Ich habe Pony Play über Furry-Kunst entdeckt und wusste: Das will ich ausprobieren. Als ich 18 wurde, habe ich mich gleich nach einer Gruppe umgeschaut und sie gefunden.

Wie kann ich mir die Situation vorstellen, Teil einer Herde zu sein? Gibt es eine Stute oder einen Hengst, der die Herde führt?

Unsere Gruppe ist die Rocky Mountain Pony Herd. Bei uns läuft alles sehr demokratisch ab. Wir sind als Verein organisiert und jeder darf Vorschläge einbringen. Wir organisieren auch regelmäßig Munchs [Stammtisch in der Kinky-Community], wobei immer ein anderes Pony die Planung übernimmt.

Bei uns gibt es keine Hierarchien – das kann in anderen Gruppen aber völlig anders aussehen. Besonders Puppy Player haben eher eine Rangordnung und können ziemlich „cliquey“ sein. Daneben gibt es noch Kittens, Dragons, Bunnies und sehr selten, aber sehr cool: Deer Play.

Wie läuft Pet Play ab? Was benutzt ihr alles und worum geht es dir?

Drummer ist ein Friese, als Hengst ist er gerne etwas wilder. Seine Persönlichkeit ist jedes Mal ein wenig anders. Ich lerne mit jeder Session mehr über mich und mehr über Drummer. Meistens habe ich eine grobe Idee, was ich mir vom Abend erwarte.

Drummer liebt seine Freiheit, dennoch ist ihm die Nähe zur Herde sehr wichtig. Tanzen und Massagen sind wichtig, um Nähe auszudrücken.

Pony Play hat wesentlich mehr Ausrüstung als andere Formen des Pet Play, was es besonders abwechslungsreich macht. Mit gefällt das besonders – von Zaumzeug bis Peitschen und Leinen ist alles dabei. Peitschen sind großartig für Fear Play.

Das Hört sich ziemlich nach BDSM an. Gibt es noch mehr Gemeinsamkeiten?

Die Überschneidungen sind auf jeden Fall recht groß. Das meiste Lederzeug, Schlaginstrumente und Peitschen sind recht ähnlich. Wir fesseln auch gerne, wobei die Technik sich unterschiedet – man würde ja auch kein Pferd als Shibari-Figur aufhängen.

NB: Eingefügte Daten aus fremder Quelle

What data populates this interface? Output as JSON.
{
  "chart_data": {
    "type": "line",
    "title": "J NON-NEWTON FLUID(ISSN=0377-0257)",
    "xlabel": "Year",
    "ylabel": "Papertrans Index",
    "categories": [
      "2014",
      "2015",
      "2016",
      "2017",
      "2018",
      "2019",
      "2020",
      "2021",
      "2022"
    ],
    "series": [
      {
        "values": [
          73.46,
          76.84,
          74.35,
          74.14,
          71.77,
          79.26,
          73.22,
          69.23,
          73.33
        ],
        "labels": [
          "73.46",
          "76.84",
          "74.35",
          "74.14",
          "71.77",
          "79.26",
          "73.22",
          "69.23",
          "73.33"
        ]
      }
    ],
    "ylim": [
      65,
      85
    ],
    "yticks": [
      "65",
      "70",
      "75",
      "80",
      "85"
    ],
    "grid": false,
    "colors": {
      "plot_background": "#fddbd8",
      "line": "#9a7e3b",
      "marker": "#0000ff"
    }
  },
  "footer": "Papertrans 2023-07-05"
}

Mir ist Realismus wichtig, ich will also wie ein echtes Pferd behandelt werden. Andere sehen das nicht so streng. Im Grunde passt man BDSM Praktiken auf Pferde bzw. Tiere an. Unsere Gruppe besteht nicht ausschließlich aus Pony Playern. Mein Partner ist zum Beispiel eine Katze. Das bringt auf jeden Fall zusätzliche Abwechslung.

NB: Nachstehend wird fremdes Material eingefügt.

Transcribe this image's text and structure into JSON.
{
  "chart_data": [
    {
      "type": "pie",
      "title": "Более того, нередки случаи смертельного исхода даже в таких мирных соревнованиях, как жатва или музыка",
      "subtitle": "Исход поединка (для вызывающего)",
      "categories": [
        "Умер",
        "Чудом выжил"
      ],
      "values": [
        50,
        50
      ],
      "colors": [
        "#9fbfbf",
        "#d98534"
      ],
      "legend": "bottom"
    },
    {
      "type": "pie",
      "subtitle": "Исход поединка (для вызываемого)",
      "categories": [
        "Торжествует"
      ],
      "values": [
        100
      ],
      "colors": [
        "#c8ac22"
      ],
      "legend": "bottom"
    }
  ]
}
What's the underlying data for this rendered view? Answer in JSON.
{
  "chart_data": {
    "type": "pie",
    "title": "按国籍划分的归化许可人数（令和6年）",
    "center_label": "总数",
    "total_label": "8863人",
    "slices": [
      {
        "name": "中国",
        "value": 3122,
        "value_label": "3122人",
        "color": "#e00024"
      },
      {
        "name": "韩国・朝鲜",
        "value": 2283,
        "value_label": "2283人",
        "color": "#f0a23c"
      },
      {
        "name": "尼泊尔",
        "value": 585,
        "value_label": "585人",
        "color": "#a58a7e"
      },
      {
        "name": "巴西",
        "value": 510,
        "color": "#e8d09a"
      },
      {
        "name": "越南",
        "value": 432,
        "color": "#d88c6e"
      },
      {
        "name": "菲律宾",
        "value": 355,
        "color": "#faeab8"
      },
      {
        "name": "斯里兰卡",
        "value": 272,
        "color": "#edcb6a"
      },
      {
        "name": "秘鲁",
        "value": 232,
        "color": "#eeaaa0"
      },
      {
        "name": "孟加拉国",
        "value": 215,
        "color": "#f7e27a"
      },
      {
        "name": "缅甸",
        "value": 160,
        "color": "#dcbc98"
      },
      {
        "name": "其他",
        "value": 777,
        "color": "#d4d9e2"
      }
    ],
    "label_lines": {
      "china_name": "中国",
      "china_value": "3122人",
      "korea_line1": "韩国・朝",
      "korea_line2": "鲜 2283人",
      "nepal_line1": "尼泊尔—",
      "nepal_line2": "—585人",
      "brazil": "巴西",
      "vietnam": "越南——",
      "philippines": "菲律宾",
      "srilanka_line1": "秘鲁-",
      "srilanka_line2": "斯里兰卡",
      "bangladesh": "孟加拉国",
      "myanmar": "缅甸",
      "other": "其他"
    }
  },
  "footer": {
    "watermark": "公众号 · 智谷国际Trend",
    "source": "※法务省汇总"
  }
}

Eine Szene, die euch BDSMlern vielleicht bekannt vorkommt: Als ich mit 18 Pet Player wurde, wollte ich mir eine Reitgerte zulegen; ich fahre also zu einem Reitladen in der Nähe und schaue mich um. Währenddessen wurde ich immer nervöser: Was, wenn jemand merkt, dass ich gar kein Pferd habe? Ich war so angespannt, dass ich mir Sorgen machte, wie ein Ladendieb zu wirken und wurde beinahe panisch. Ich war so glücklich als ich mit meiner ersten Gerte aus dem Laden spaziert bin. Sie ist bis heute mein Lieblingsspielzeug.